How often a base for a gene variant is observed in a population is the allele frequency. For example, rs4149032 of the transporter SLCO1B1 has a reference allele of C and an alternate allele of T. The frequency of C in a European Caucasian population is 0.660330 and for T is 0.339670. The two frequencies should add up to 1.000000. The number of significant figures gives an indication of the confidence in the stated frequencies.

However, if the donor was African American, the reference allele is T with a frequency of 0.6543 and the alternate allele is C with a frequency of 0.3457. The reference allele is “flipped” for this ethnicity. In this case, the most frequent base is T in the African American population.

This last example is an illustration of why the ethnicity of the donor is so important. In the European Caucasian population, 2/3 of the population will have C and only 1/3 will have T. However, in the African American population, the opposite is true, 2/3 of the population will have T with only 1/3 having C.

The ethnicity of the donor is very important to take into consideration with respect to drug metabolism. In the case of rs4149032, African-descent populations, due to the high prevalence of T, have a lowered bioavailability of rifampin, a drug used to treat tuberculosis (TB). In those individuals who are homozygous for T or are heterozygous, it has been suggested that a higher recommended dose of rifampin be used to treat their TB.

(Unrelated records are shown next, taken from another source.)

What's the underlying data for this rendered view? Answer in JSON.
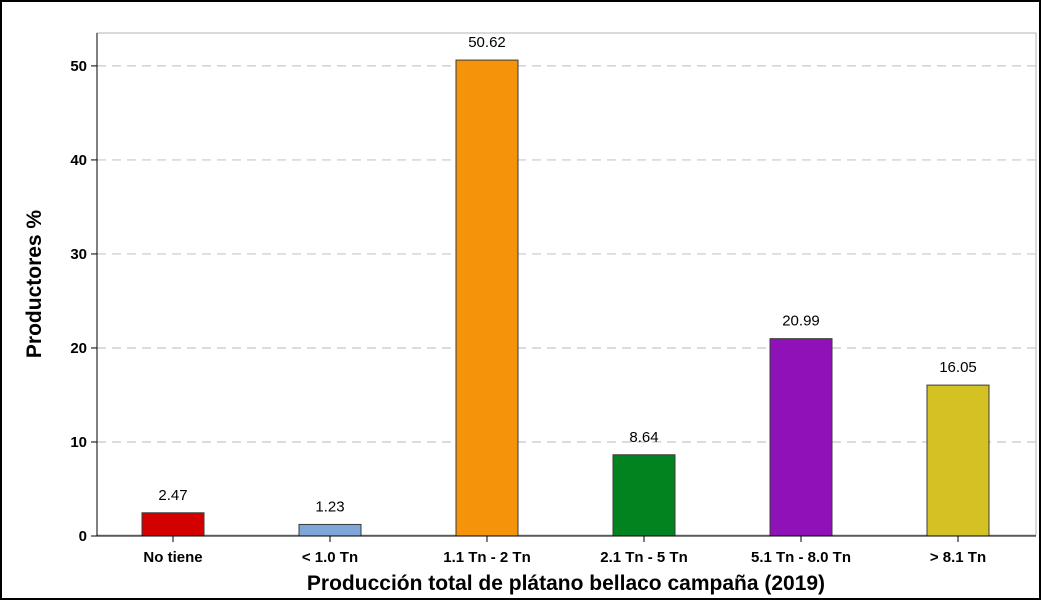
{
  "chart_data": {
    "type": "bar",
    "xlabel": "Producción total de plátano bellaco campaña (2019)",
    "ylabel": "Productores %",
    "categories": [
      "No tiene",
      "< 1.0 Tn",
      "1.1 Tn - 2 Tn",
      "2.1 Tn - 5 Tn",
      "5.1 Tn - 8.0 Tn",
      "> 8.1 Tn"
    ],
    "values": [
      2.47,
      1.23,
      50.62,
      8.64,
      20.99,
      16.05
    ],
    "data_labels": [
      "2.47",
      "1.23",
      "50.62",
      "8.64",
      "20.99",
      "16.05"
    ],
    "colors": [
      "#d40000",
      "#7ea6d9",
      "#f5930a",
      "#03831f",
      "#8e12b8",
      "#d4c224"
    ],
    "yticks": [
      0,
      10,
      20,
      30,
      40,
      50
    ],
    "ylim": [
      0,
      53.5
    ],
    "grid": "horizontal-dashed",
    "legend": "none"
  }
}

Genotyping information can be essential to drug discovery and development studies.  It may be used in studies of metabolism rates, drug-drug interactions, disease and medical conditions investigations, diversifying patient populations in preclinical studies to mimic clinical studies and in decisions of which primary human hepatocyte lots should be used for 3D model systems and co-cultures.

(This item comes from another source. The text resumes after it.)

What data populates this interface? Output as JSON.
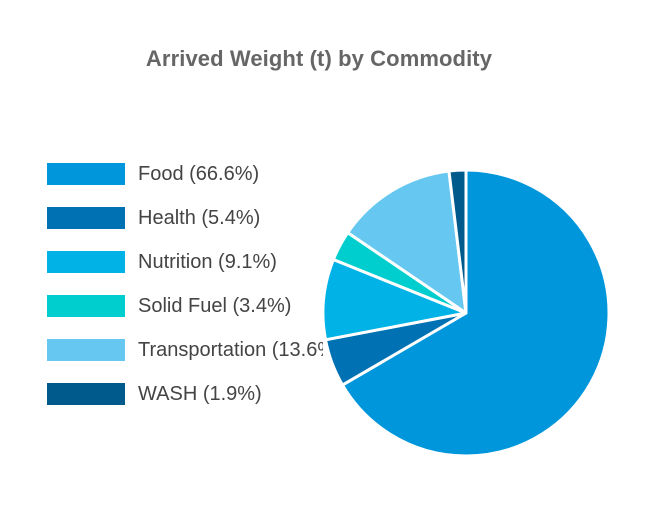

For disease modeling, using primary hepatocytes of different genotypes can help mimic different rates of progressions of various conditions, such as NAFLD or hepatocellular carcinomas. Hepatocyte lots of different genotypes may help in studies of complex drug treatments by observing the effects of a group of drugs versus the single effect of each drug. Suspected ethnic susceptibilities may be observed in mimicking the patient population stratification in vitro by using hepatocyte lots with very diverse genotypes.

Primary human hepatocytes available through LifeNet Health LifeSciences have a variety of characterization information already available: comprehensive donor medical and social history, histopathological assessment and histological images, plateability, optimal seeding density, phase I and II enzyme activity, and CYP induction. In addition, we provide along with the donor ethnicity, the actual gene sequencing call, the rs number, the allele frequency, and the reference allele for each of 112 gene variants related to ADME and toxicological investigations.

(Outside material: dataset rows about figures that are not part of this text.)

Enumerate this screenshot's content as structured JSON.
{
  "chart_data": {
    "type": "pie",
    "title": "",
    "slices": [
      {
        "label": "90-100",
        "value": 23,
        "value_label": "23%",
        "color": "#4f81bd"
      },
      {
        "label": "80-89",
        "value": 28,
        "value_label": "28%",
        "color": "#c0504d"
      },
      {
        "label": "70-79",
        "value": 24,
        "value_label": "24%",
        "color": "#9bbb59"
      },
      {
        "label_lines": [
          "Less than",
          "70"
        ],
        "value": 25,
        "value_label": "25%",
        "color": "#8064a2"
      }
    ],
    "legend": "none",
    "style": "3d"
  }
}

This content was authored, reviewed, and approved by Ph.D. scientists. March 15, 2021.

Gaedigk, A., et. al. Ten years' experience with the CYP2D6 activity score: a perspective on future investigations to improve clinical predictions for precision therapeutics. J. Pers. Med. 8(1): 1 (2018).

Chigutsa, E., et. al. The SLCO1B1 rs4149032 polymorphism is highly prevalent in South Africans and is associated with reduced rifampin concentrations: Dosing implications. Antimicrob. Agents Chemother. 55(9): 4122- 4127 (2011).